One story is contained in today's Advertiser article "Study favorable to fiber plan" and the other is the presentations of Leonard Ray of the Fiber to the Home Council and Mayor Billings of Provo, Utah at this morning's IndExpo LUS sponsored "Bytes Before Breakfast" event. You'll get more here today on the presentations this morning.

But without doubt the feasibility study that is the focus of the Advertiser article will be more talked about over the next two months and will be the target of incumbent attack that are sure to follow. The article is short on detail but describes a feasibility study that is generally very favorable to LUS' fiber plan. It projects "take rates" (the percentage of the market that "takes" the service) that are 40% higher than is needed to pay the project off in a timely manner.

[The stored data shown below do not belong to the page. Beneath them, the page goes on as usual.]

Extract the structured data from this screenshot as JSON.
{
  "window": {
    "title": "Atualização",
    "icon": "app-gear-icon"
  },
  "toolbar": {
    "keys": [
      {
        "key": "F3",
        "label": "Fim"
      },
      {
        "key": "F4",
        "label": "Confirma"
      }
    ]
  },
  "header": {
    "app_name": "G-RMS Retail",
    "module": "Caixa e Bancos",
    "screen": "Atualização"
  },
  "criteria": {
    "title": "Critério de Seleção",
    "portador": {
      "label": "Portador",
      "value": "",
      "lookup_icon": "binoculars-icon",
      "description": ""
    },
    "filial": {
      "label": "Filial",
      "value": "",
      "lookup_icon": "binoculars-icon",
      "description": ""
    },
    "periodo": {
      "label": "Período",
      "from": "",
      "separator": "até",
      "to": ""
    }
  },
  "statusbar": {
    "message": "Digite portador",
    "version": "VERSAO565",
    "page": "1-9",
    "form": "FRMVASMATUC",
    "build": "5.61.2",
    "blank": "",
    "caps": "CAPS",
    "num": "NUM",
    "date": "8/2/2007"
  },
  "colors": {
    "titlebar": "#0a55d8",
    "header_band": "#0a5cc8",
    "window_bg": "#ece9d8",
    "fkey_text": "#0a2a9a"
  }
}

All in all, good news for those who favor, as we do here, a publicly owned fiber optic network in Lafayette.

Caveats: The feasibility study is based on a tentative business plan; one that LUS is releasing only because it (unlike any private corporation) was forced to release the feasibility study by Cox and the Louisiana Cable Television Association demanding the study under freedom of information laws. They want it simply because they want 1) to have something to attack and 2) to have enough lead time to try and undercut LUS' advantages wherever the can. Yes, this is unfair, and no, no other business would have to tolerate the competition prying into their planning process. Recall all this when Cox tells you they are only fighting this fight for your benefit. NO, they are doing it for their own profit.

Highlights:
  • The battle royal will last at least about two months; that is the length of time LUS is projecting that it will be before the plan is finalized and presented to the City-Parish Council for a vote.
  • The new cost is projected to be about 119 million; about 20 percent higher than earlier estimates. Expect this to be the first line of attack.
  • Bottom line of the study: this is very feasible. Based on what I've looked at their numbers are very conservative.
  • Look for changes. The plan has not been finalized.
We are getting a copy of the feasibility study. More when we have some time to digest it.